TORONTO, Ontario -- Peter Worthington, the veteran newspaperman who co-founded the Toronto Sun, has died. He was 86.
His wife, Yvonne Crittenden, confirmed that her husband died on Sunday night.
The Toronto Sun said Monday on its website that Worthington was admitted to Toronto General Hospital last Thursday and diagnosed with a serious staph infection that compromised his heart, kidneys and other organs.
The Sun said he passed away in hospital, surrounded by his wife and family, including his grandchildren.
A former military man, Worthington made a name for himself as a reporter at the Toronto Telegram by covering conflicts such as the Vietnam War and the Portuguese Colonial War, the paper said.

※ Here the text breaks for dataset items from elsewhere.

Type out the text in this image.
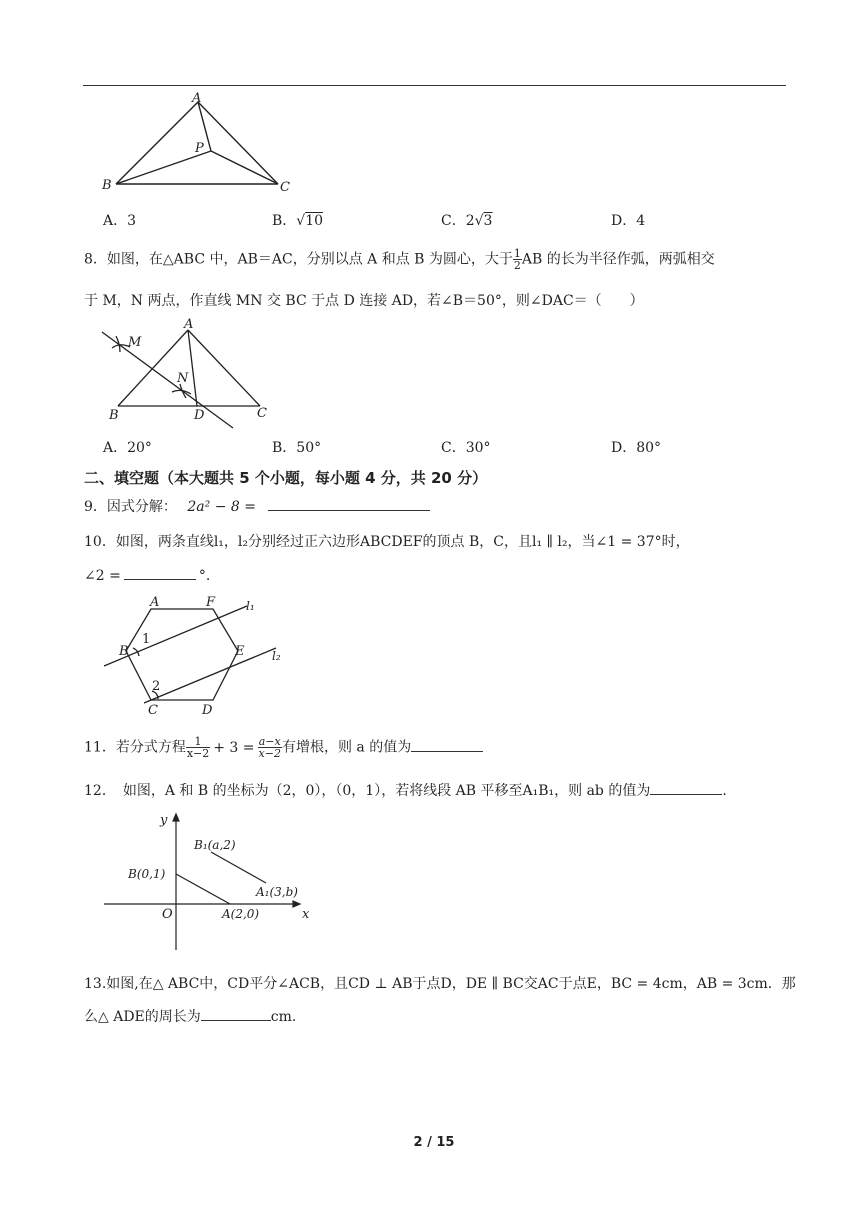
A
P
B	C
A．3	B．√10	C．2√3	D．4
8．如图，在△ABC 中，AB＝AC，分别以点 A 和点 B 为圆心，大于 $\frac{1}{2}$ AB 的长为半径作弧，两弧相交
于 M，N 两点，作直线 MN 交 BC 于点 D 连接 AD，若∠B＝50°，则∠DAC＝（　　）
A
M
N
B	D	C
A．20°	B．50°	C．30°	D．80°
二、填空题（本大题共 5 个小题，每小题 4 分，共 20 分）
9．因式分解： 2a² − 8 =
10．如图，两条直线l₁，l₂分别经过正六边形ABCDEF的顶点 B，C，且l₁ ∥ l₂，当∠1 = 37°时，
∠2 =	°.
A	F	l₁
B
1
E l₂
2
C	D
11．若分式方程 $\frac{1}{x-2} + 3 = \frac{a-x}{x-2}$ 有增根，则 a 的值为
12．　如图，A 和 B 的坐标为（2，0），（0，1），若将线段 AB 平移至A₁B₁，则 ab 的值为	.
y
B₁(a,2)
B(0,1)
A₁(3,b)
O	A(2,0)	x
13.如图,在△ ABC中，CD平分∠ACB，且CD ⊥ AB于点D，DE ∥ BC交AC于点E，BC = 4cm，AB = 3cm．那
么△ ADE的周长为	cm.
2 / 15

Worthington, along with J. Douglas Creighton and Don Hunt, founded the Sun in 1971, along with about 60 former staff members when the Telegram shut down.
He served as executive editor and editor-in-chief of the paper, and also made two unsuccessful runs for political office.
During his career, he won four National Newspaper Awards, a National Newspaper Citation and was also named to the Canadian News Hall of Fame, the Sun said.
Worthington's son-in-law, journalist and author David Frum, posted a tribute to the iconic news man on the website The Daily Beast.
In it, he recalled how his father-in-law witnessed Jack Ruby fatally shooting Lee Harvey Oswald, the man accused of assassinating U.S. president John F. Kennedy, in a Dallas police station on Nov. 24, 1963 -- and that his immediate reaction was to run toward the shots.
That, Frum wrote, "was his characteristic response to danger of every kind."
"He told me in our last talk that in all the hazards he had met in his life, he had never been afraid. He had sometimes felt nerves, he said, but not fear," Frum said in the piece.
Many took to social media to pay their respects to one of Canada's best-known war correspondents.
Prime Minister Stephen Harper expressed his grief on Twitter, as did several current and former Sun employees.
"Saddened to hear of the passing of Peter Worthington, a true Canadian patriot. Rest In Peace," Harper wrote.
"We lost a legend and a giant of our industry," tweeted Sun Media photographer Dave Abel.
Yet the tabloid magnate will get the final word on his death, his son-in-law wrote, noting Worthington once again "scooped us all" -- this time by writing his own obituary, set to run in the Sun on Tuesday.